EOS/ESD Protection in an IC

How do we protect electronics from ESD and EOS?

The ESD structures inside an IC are designed to protect the part before the customer mounts it on his products PC board. Because the ICs are limited in size, they cannot withstand system ESD events. At the board level, however, inputs and outputs can have more robust ESD structures. These external discrete components tend to be physically larger and carry larger currents than the ICs' internal ESD protection.

PC boards are protected from ESD by a combination of discrete silicon (small signal or reference), Schottky diodes, avalanche (zener) diodes, transient voltage suppression (TVS) diodes, gas-tube discharge devices, resistors, inductors, and metal oxide varistors (MOVs). Series resistors and inductors along with capacitors to ground can act as a lowpass filter. The rise time of a spark is very fast, so any way that we can slow it down will reduce the peak voltage.

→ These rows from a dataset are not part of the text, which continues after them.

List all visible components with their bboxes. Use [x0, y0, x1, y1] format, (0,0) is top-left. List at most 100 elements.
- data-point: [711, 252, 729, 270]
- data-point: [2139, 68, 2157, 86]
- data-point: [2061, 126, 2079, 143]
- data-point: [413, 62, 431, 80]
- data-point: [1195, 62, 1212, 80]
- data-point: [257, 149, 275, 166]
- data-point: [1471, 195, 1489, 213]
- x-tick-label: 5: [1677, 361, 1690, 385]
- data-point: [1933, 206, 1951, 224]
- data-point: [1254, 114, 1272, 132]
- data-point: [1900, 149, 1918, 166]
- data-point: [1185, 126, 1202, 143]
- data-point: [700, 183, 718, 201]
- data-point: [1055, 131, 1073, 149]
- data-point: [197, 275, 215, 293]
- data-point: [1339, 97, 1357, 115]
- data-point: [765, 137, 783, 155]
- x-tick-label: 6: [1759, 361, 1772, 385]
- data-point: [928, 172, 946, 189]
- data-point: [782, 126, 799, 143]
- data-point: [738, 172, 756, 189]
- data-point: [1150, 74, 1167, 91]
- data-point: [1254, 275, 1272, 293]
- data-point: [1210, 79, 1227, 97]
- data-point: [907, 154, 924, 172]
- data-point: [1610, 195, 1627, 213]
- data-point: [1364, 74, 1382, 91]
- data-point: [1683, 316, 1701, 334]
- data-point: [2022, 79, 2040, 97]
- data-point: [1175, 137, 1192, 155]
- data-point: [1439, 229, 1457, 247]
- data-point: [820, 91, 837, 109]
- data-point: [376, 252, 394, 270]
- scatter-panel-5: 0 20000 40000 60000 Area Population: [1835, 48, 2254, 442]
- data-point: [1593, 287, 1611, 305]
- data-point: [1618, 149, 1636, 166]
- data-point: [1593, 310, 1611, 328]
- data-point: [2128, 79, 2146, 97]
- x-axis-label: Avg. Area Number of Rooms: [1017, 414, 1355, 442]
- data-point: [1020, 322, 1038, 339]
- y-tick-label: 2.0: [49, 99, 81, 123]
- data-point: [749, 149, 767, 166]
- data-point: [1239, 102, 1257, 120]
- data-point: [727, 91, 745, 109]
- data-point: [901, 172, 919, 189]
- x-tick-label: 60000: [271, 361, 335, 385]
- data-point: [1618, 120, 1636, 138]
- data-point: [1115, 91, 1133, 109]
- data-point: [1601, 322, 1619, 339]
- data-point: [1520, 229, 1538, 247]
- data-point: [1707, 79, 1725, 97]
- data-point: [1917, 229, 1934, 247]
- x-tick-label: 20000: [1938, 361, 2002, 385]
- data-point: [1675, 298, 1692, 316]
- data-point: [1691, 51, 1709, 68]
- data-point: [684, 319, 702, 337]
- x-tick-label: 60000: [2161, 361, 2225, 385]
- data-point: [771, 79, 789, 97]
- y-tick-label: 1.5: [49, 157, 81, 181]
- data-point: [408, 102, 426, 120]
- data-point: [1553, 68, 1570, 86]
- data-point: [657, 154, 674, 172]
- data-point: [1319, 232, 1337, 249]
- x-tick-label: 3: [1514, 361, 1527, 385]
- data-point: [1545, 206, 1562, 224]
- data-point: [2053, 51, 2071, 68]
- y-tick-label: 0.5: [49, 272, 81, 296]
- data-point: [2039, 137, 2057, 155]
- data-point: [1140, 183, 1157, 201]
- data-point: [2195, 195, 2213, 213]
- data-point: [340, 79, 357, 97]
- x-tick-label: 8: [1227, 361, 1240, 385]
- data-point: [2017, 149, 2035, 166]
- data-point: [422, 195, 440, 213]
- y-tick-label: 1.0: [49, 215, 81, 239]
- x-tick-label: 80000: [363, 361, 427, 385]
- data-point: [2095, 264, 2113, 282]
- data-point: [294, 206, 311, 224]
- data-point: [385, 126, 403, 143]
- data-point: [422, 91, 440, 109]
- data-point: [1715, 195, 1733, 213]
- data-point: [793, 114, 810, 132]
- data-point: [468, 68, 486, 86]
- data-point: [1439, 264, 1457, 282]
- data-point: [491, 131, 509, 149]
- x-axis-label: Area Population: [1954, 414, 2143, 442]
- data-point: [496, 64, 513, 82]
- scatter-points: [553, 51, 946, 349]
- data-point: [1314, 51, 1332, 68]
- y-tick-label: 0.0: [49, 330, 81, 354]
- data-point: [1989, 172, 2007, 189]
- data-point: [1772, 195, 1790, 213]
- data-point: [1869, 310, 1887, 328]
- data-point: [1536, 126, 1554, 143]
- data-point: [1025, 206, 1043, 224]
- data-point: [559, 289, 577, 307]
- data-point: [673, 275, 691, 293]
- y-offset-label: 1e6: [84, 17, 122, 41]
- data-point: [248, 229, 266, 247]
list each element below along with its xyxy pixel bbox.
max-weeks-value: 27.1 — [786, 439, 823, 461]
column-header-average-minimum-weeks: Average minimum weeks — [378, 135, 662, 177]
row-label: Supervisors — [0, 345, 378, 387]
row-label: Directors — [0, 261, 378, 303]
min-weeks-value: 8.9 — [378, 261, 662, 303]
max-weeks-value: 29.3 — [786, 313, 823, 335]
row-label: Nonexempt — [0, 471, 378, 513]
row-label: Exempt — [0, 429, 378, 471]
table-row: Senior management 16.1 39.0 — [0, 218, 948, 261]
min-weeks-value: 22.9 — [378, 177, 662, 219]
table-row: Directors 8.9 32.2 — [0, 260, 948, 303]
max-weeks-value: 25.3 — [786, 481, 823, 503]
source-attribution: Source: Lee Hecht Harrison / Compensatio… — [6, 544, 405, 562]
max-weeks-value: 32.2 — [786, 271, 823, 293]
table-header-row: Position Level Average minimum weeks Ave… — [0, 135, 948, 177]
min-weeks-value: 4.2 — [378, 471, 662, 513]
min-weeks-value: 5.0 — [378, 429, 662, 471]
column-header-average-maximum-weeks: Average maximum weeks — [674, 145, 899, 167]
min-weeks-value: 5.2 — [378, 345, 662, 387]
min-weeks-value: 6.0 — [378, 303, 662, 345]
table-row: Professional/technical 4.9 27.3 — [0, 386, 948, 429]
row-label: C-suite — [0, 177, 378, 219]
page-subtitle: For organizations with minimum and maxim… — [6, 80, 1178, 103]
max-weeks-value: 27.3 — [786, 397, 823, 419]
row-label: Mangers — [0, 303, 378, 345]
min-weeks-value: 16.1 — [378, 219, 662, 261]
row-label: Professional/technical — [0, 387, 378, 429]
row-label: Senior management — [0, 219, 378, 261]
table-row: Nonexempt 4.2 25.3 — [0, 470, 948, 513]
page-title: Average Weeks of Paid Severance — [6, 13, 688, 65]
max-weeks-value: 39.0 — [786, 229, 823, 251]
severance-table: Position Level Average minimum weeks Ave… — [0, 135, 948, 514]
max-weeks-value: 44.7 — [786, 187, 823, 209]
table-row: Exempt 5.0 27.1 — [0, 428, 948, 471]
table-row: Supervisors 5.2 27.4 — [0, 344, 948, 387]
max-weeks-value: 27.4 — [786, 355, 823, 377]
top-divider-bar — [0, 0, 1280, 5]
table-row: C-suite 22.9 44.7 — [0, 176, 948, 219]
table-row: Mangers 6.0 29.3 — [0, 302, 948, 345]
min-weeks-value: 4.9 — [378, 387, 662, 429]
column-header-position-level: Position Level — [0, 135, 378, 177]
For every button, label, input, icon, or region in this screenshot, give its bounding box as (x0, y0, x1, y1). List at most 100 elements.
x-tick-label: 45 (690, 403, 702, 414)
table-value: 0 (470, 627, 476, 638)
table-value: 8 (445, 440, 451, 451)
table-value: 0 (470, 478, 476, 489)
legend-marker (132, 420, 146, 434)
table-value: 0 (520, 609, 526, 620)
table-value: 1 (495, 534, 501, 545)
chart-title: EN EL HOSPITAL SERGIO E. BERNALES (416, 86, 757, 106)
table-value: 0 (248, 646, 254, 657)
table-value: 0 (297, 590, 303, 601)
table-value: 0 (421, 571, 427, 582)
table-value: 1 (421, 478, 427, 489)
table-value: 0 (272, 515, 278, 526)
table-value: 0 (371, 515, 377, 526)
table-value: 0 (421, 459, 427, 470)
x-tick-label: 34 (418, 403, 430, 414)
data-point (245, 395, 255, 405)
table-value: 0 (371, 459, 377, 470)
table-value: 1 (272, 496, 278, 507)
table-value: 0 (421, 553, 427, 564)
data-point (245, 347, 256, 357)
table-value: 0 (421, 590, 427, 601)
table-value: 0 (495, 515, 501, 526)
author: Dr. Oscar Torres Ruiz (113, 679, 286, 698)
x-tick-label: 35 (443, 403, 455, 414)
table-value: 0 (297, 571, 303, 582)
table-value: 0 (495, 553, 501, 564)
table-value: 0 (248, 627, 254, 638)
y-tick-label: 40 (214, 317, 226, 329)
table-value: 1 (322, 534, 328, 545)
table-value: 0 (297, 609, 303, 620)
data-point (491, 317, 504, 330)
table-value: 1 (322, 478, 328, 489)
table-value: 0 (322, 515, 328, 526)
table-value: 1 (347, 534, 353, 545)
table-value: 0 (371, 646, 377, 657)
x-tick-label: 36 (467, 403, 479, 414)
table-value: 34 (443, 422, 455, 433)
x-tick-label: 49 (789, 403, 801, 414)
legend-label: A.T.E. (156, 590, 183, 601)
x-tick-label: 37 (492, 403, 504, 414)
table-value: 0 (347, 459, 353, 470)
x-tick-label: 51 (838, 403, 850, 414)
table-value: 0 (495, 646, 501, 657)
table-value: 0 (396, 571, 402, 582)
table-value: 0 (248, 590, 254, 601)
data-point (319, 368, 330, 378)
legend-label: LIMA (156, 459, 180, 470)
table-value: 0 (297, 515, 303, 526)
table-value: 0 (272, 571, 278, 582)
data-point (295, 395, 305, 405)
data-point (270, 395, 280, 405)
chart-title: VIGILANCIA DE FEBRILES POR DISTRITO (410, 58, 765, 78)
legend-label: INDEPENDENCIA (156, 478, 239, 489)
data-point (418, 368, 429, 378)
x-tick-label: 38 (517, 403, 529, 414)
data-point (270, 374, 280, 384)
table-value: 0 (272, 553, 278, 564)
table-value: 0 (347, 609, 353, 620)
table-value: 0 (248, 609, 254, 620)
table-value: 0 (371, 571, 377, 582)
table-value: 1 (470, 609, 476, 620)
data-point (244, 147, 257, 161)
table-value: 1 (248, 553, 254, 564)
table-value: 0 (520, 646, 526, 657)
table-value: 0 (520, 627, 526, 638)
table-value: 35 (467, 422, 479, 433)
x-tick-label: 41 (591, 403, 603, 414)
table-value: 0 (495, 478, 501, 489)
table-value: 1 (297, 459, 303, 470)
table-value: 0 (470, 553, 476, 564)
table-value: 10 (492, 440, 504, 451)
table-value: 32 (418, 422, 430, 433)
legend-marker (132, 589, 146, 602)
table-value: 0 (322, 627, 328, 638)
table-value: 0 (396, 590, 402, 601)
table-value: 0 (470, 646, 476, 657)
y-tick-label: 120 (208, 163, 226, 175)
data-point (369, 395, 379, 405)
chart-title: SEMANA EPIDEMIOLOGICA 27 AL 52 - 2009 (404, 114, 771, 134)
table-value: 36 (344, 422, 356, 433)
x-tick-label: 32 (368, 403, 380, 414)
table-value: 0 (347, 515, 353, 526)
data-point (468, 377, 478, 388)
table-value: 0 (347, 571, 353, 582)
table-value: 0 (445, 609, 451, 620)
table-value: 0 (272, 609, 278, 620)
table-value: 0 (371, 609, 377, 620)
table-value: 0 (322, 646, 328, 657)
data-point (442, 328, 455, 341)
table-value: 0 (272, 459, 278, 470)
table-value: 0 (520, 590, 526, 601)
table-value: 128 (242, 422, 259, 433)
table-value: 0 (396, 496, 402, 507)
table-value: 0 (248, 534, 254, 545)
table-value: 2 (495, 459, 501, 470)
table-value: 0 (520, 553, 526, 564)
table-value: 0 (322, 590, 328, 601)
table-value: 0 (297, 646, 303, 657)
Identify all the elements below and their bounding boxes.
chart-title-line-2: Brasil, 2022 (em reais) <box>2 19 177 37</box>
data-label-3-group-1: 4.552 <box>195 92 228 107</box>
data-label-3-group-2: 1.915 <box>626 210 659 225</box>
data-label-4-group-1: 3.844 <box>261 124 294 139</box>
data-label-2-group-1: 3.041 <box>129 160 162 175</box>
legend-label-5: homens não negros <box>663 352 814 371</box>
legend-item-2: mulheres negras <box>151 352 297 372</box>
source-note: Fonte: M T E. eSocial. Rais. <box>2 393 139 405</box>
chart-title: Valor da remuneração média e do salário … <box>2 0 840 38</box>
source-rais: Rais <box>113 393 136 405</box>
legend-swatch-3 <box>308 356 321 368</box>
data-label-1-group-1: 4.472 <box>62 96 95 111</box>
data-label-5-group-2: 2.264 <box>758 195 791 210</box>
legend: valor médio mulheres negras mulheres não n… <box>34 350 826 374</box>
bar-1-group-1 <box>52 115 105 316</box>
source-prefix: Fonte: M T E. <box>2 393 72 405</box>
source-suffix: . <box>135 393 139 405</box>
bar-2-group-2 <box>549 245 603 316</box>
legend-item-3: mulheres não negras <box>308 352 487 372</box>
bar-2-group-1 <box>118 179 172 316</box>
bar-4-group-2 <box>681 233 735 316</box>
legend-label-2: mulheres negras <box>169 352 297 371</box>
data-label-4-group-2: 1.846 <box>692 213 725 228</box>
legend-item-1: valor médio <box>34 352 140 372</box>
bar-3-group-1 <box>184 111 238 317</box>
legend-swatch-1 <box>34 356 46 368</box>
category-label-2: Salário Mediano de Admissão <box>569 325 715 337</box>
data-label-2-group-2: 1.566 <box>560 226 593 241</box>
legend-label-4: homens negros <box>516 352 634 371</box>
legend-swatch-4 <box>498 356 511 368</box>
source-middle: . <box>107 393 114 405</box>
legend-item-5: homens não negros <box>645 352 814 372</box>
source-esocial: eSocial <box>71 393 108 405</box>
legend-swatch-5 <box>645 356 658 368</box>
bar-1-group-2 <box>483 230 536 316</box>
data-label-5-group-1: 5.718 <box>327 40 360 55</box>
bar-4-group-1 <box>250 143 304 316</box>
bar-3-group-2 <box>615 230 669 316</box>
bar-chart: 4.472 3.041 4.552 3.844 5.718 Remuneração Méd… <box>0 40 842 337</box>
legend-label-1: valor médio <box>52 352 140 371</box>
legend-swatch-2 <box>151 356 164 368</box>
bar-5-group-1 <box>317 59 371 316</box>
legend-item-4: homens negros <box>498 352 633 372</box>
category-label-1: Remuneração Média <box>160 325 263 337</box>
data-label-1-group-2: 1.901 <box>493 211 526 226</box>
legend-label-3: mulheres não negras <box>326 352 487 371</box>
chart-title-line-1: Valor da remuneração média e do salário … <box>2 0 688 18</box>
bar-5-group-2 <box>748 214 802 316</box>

Figure 1. Typical internal IC ESD structures.

Figure 1. Typical internal IC ESD structures.

The ESD structures of Figure 1 are internal to the ICs. Figure 1C is the most common design with two diodes used on input and output signal pins. Most IC data sheets will specify that a pin like this will have voltage maximums from -0.3V, if ground is the lowest voltage, to VCC (power supply) plus 0.3V. These are silicon diodes with a forward voltage drop of 0.6V, so why does the data sheet say 0.3V? The answer is because at high temperatures the diode starts leaking significant current. The operation of diode to ground is generally obvious. The diode to VCC requires that the power be low impedance to be effective. Unless the power supply is very close, the low impedance is handled by the decoupling or bypass capacitors.

In Figure 1B the power pin does not have a higher voltage to connect, so a zener diode will protect this pin. The zener on Figure 1A is seen on pins with a hidden use. For example, a part, especially the digital part of the IC, may have special test or trim modes for automatic factory test. To enter this mode the pin can be pulled a diode drop higher than VCC. After the test, power is removed from the IC to exit the test mode.

In addition to the ESD protection build into most Analog products, Analog makes specialized ESD-protection and other fault-protected devices which include ESD protection diodes, analog switches and multiplexers, switch debouncer/protectors, overvoltage protection (OVP) controllers, signal-line protectors, lithium-ion (Li+) battery protectors, and current-limit and USB power switches.